There were four malignancies: three nonmelanoma skin cancers and one vocal cord cancer.
Noting that, to date, their study represented “the broadest experience on the use of biological drugs” for elderly patients with psoriasis, they wrote that while “comorbidities should be taken into consideration when a long-term treatment is proposed, for the higher risk of side effects and drug interactions,” they wrote, noting that none of the 266 patients had a serious infection and the malignancy rate was low (1.5%).

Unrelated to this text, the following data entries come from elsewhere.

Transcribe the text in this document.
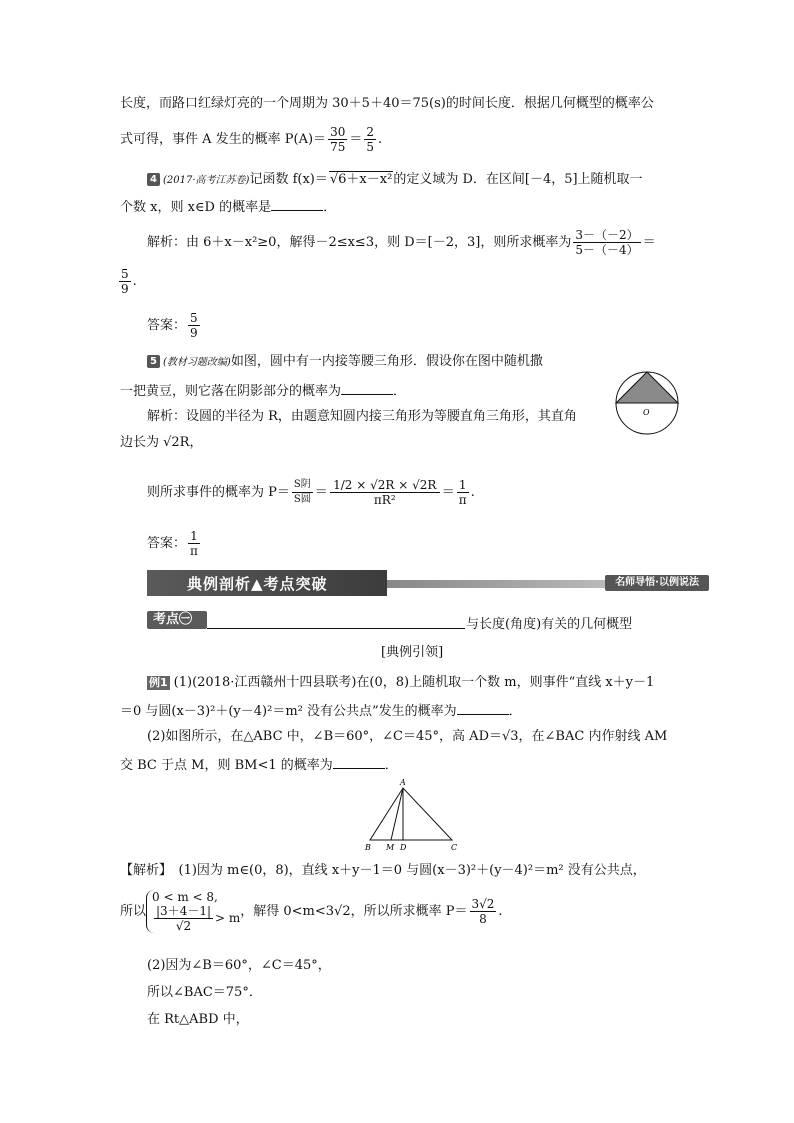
长度，而路口红绿灯亮的一个周期为 30＋5＋40＝75(s)的时间长度．根据几何概型的概率公
式可得，事件 A 发生的概率 $P(A)= \frac{30}{75} = \frac{2}{5}$ .
4 (2017·高考江苏卷)记函数 f(x)＝ √6＋x－x²的定义域为 D．在区间[－4，5]上随机取一
个数 x，则 x∈D 的概率是	．
解析：由 6＋x－x²≥0，解得－2≤x≤3，则 D＝[－2，3]，则所求概率为 $\frac{3-(-2)}{5-(-4)}$ ＝
$\frac{5}{9}$ .
答案： $\frac{5}{9}$
5 (教材习题改编)如图，圆中有一内接等腰三角形．假设你在图中随机撒
一把黄豆，则它落在阴影部分的概率为	．
解析：设圆的半径为 R，由题意知圆内接三角形为等腰直角三角形，其直角
边长为 √2R，
O
则所求事件的概率为 $P= \frac{\text{S阴}}{\text{S圆}} = \frac{1/2 \times √2R \times √2R}{\text{πR²}} = \frac{1}{\pi}$ .
答案： $\frac{1}{\pi}$
典例剖析▲考点突破	名师导悟·以例说法
考点㊀	与长度(角度)有关的几何概型
[典例引领]
例1 (1)(2018·江西赣州十四县联考)在(0，8)上随机取一个数 m，则事件“直线 x＋y－1
＝0 与圆(x－3)²＋(y－4)²＝m² 没有公共点”发生的概率为	．
(2)如图所示，在△ABC 中，∠B＝60°，∠C＝45°，高 AD＝√3，在∠BAC 内作射线 AM
交 BC 于点 M，则 BM<1 的概率为	．
A
B M D	C
【解析】　(1)因为 m∈(0，8)，直线 x＋y－1＝0 与圆(x－3)²＋(y－4)²＝m² 没有公共点，
所以
0 < m < 8,
$\frac{|3+4-1|}{√2} > m$ ，解得 0<m<3√2，所以所求概率 $P= \frac{3√2}{8}$ .
(2)因为∠B＝60°，∠C＝45°，
所以∠BAC＝75°．
在 Rt△ABD 中，
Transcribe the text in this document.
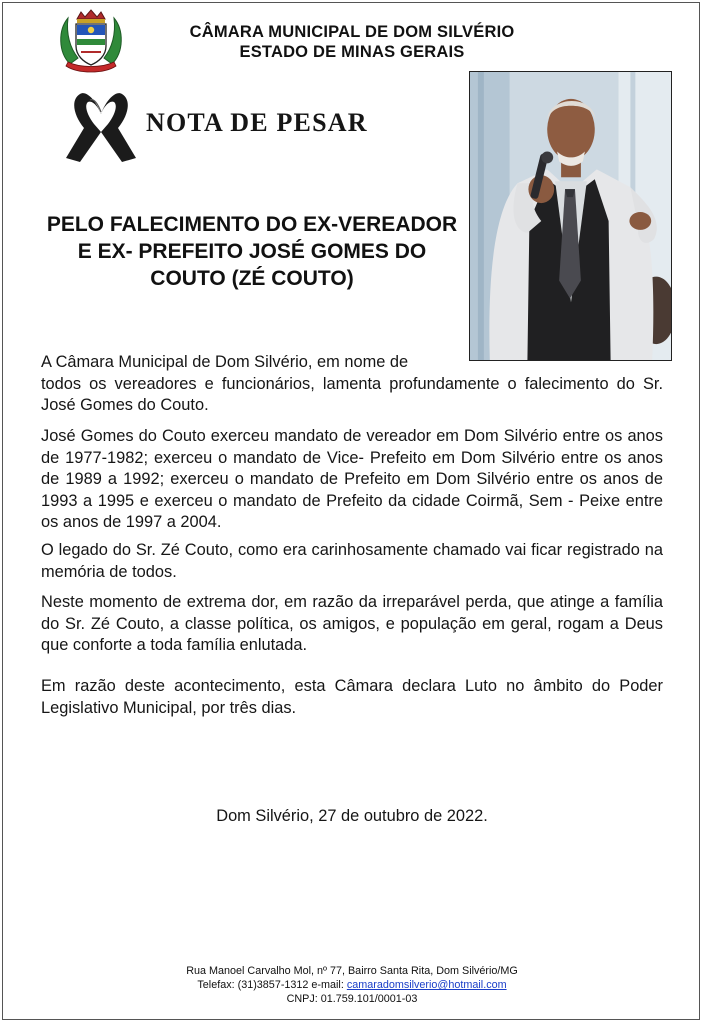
CÂMARA MUNICIPAL DE DOM SILVÉRIO
ESTADO DE MINAS GERAIS
NOTA DE PESAR
PELO FALECIMENTO DO EX-VEREADOR E EX- PREFEITO JOSÉ GOMES DO COUTO (ZÉ COUTO)

A Câmara Municipal de Dom Silvério, em nome de
todos os vereadores e funcionários, lamenta profundamente o falecimento do Sr. José Gomes do Couto.

José Gomes do Couto exerceu mandato de vereador em Dom Silvério entre os anos de 1977-1982; exerceu o mandato de Vice- Prefeito em Dom Silvério entre os anos de 1989 a 1992; exerceu o mandato de Prefeito em Dom Silvério entre os anos de 1993 a 1995 e exerceu o mandato de Prefeito da cidade Coirmã, Sem - Peixe entre os anos de 1997 a 2004.

O legado do Sr. Zé Couto, como era carinhosamente chamado vai ficar registrado na memória de todos.

Neste momento de extrema dor, em razão da irreparável perda, que atinge a família do Sr. Zé Couto, a classe política, os amigos, e população em geral, rogam a Deus que conforte a toda família enlutada.

Em razão deste acontecimento, esta Câmara declara Luto no âmbito do Poder Legislativo Municipal, por três dias.

Dom Silvério, 27 de outubro de 2022.
Rua Manoel Carvalho Mol, nº 77, Bairro Santa Rita, Dom Silvério/MG
Telefax: (31)3857-1312 e-mail: camaradomsilverio@hotmail.com
CNPJ: 01.759.101/0001-03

None of the authors had financial disclosures, and the study had no funding source.
SOURCE: Ricceri F et al. J Eur Acad Dermatol Venereol. 2018 Jun 15. doi: 10.1111/jdv.15139.
FROM THE JOURNAL OF THE EUROPEAN ACADEMY OF DERMATOLOGY AND VENEREOLOGY
Key clinical point: Patients aged 65 years and older responded well to biologics and had a low rate of serious adverse events.
Major finding: At 1 year, 65% achieved a PASI 75, 50% achieved a reached PASI 90, and 40% achieved a PASI 100, with a 9.4% rate of serious adverse events.
Study details: The retrospective study comprised 266 patients aged 65 years and older treated with biologics for psoriasis.
Disclosures: None of the authors had financial disclosures, and the study had no funding source.